After transfection for 48 h, cells on slides were fixed with 4% paraformaldehyde for 20 min, and then incubated in permeabilizing solution (0.02% Triton X-100 in PBS) for 15 min and blocking buffer (5% goat serum in PBS) for 1 h. Anti-Flag antibody (1:400, 8146S, Cell Signaling Technology) was added at 4 °C overnight. On the secondary day, the cells were incubated with CoraLite488-conjugated goat anti-mouse IgG(H+L) (1:400, SA00013-1, Proteintech) for 1 h to visualize PADI6-Flag staining. DAPI Fluoromount-G (SouthernBiotech) was used to label DNA. Finally, the cells were imaged on a fluorescence microscope (Leica, Germany).

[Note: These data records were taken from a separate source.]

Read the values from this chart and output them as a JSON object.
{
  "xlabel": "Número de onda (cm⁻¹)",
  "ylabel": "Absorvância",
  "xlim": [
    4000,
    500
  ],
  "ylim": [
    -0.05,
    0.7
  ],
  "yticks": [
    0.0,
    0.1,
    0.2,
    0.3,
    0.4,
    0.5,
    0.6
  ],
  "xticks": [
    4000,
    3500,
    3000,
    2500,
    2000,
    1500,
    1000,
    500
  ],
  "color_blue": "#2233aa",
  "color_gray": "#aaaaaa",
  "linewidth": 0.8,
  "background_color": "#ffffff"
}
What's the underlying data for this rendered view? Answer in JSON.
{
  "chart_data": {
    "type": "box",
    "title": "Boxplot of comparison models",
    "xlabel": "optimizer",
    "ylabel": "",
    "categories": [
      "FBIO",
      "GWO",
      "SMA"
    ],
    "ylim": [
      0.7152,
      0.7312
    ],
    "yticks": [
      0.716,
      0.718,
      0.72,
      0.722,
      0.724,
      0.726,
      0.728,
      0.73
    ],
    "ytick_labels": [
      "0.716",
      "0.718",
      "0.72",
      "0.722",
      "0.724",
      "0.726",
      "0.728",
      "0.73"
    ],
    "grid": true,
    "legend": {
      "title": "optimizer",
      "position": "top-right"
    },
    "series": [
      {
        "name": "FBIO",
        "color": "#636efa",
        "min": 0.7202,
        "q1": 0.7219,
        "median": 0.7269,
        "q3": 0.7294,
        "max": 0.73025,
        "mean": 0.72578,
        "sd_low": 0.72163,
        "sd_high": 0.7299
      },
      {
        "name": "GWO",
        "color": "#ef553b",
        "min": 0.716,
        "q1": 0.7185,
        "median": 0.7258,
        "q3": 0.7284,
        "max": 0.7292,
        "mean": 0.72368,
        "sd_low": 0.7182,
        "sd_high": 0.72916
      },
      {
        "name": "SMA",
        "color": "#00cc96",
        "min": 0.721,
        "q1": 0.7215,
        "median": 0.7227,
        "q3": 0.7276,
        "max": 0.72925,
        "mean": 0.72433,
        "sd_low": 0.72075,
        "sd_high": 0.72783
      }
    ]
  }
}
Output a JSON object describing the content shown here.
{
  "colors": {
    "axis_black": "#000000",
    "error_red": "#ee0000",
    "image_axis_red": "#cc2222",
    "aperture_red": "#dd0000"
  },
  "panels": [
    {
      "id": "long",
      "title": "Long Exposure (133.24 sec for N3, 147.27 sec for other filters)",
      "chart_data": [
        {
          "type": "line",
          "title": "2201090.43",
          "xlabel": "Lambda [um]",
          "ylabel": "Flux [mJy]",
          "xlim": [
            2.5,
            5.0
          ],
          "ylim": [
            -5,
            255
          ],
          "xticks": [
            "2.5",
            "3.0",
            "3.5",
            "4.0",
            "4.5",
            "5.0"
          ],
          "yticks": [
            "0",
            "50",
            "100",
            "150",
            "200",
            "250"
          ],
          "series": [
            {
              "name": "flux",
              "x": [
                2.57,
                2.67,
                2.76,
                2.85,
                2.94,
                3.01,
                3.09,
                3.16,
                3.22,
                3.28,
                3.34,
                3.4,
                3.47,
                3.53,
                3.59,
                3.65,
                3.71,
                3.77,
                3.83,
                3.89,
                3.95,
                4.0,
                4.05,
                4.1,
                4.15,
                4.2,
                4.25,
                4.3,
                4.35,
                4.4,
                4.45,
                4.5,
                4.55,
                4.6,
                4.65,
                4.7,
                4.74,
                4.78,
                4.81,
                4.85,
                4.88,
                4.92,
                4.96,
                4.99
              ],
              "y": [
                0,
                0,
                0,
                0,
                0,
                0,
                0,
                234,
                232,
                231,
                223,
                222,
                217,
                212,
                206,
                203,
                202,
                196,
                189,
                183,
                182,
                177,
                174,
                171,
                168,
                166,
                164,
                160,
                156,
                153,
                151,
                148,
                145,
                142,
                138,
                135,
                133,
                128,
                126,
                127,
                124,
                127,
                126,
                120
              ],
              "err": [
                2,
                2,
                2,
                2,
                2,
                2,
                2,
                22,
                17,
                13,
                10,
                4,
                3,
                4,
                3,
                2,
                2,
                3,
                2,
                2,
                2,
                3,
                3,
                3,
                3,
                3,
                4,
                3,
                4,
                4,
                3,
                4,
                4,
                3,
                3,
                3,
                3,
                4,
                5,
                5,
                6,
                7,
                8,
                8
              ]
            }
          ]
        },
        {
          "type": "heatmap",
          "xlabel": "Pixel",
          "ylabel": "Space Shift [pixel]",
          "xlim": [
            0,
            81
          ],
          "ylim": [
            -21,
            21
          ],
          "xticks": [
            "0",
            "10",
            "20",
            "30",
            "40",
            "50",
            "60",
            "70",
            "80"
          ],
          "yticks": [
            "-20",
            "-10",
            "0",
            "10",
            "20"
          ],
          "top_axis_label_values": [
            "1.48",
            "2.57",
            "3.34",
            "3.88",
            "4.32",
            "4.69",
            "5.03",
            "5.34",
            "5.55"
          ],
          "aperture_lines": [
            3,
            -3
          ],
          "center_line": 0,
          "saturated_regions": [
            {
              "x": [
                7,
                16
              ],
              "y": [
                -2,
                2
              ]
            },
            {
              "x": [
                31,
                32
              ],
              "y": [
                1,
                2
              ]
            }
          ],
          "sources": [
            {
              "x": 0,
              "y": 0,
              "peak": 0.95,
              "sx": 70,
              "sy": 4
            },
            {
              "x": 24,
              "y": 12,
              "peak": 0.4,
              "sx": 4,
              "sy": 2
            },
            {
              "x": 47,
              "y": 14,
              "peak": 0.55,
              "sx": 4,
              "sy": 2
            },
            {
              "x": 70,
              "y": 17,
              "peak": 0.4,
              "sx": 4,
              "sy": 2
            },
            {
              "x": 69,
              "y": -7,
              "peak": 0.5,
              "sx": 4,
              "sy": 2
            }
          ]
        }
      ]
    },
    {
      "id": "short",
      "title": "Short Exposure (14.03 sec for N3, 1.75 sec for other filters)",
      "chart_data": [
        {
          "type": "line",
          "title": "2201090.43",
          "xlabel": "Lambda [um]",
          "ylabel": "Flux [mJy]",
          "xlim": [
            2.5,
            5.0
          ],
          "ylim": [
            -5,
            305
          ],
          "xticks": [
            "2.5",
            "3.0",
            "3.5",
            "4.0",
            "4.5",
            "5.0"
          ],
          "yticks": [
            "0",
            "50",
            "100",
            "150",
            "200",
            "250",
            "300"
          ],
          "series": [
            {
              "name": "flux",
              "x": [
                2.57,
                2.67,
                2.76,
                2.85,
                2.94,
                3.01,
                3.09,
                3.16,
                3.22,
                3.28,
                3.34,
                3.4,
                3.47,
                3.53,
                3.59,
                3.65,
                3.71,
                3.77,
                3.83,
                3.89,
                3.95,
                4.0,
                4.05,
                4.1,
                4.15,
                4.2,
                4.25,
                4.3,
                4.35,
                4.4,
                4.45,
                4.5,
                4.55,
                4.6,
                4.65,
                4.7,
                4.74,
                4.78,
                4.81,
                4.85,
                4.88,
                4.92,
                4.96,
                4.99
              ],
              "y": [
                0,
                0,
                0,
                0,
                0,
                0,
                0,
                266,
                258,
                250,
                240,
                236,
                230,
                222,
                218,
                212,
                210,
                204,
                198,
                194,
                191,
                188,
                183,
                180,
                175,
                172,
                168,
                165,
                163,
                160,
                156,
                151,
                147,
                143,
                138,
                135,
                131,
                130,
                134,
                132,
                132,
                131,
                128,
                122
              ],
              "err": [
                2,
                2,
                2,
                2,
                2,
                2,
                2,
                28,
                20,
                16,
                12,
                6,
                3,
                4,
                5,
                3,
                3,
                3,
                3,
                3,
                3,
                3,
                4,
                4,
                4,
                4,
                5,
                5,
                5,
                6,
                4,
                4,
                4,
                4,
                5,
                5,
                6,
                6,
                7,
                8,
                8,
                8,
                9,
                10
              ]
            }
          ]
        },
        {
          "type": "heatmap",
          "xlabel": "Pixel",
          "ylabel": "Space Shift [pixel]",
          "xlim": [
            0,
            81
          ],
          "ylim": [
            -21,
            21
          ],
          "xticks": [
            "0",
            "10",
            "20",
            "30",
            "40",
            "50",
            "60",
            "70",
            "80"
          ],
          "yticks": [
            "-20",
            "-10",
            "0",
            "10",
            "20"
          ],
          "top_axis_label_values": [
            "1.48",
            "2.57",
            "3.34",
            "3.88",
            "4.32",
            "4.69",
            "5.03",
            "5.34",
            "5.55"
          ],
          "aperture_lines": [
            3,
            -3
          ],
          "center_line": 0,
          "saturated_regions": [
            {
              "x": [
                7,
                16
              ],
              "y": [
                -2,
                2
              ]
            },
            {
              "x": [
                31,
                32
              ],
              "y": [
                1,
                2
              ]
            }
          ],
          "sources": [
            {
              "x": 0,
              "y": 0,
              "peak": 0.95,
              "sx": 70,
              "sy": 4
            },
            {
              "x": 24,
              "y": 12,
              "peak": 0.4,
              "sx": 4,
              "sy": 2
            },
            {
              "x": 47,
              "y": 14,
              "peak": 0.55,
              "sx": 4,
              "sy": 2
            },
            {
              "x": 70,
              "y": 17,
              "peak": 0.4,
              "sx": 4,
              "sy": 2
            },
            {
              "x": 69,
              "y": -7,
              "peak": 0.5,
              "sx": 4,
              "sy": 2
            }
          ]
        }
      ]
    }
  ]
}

RNA isolation and real-time quantitative polymerase chain reaction (RT-qPCR)

Total RNA was extracted from HEK293T cells 48 h after transfection using the Total RNA Purification Kit (SimGen). Reverse transcription and amplification were performed using the Evo M-MLV RT Mix Kit (Accurate Biotechnology), and RT-qPCR was performed using the SYBR Green Premix Pro Taq HS qPCR Kit (Accurate Biotechnology) according to the manufacturer’s instructions. All reactions were performed with at least three technical replicates. The relative expression level was calculated using 2−△△Ct normalized to endogenous GAPDH expression. Primers used in the experiments are listed in Additional file 1: Table S1.

Statistical analysis

All experiments were independently conducted in triplicate. RT-qPCR analysis was performed using Student’s t-tests when comparing experimental groups. Statistical analyses were performed using GraphPad Prism 8.0. P < 0.05 was considered as statistically significant.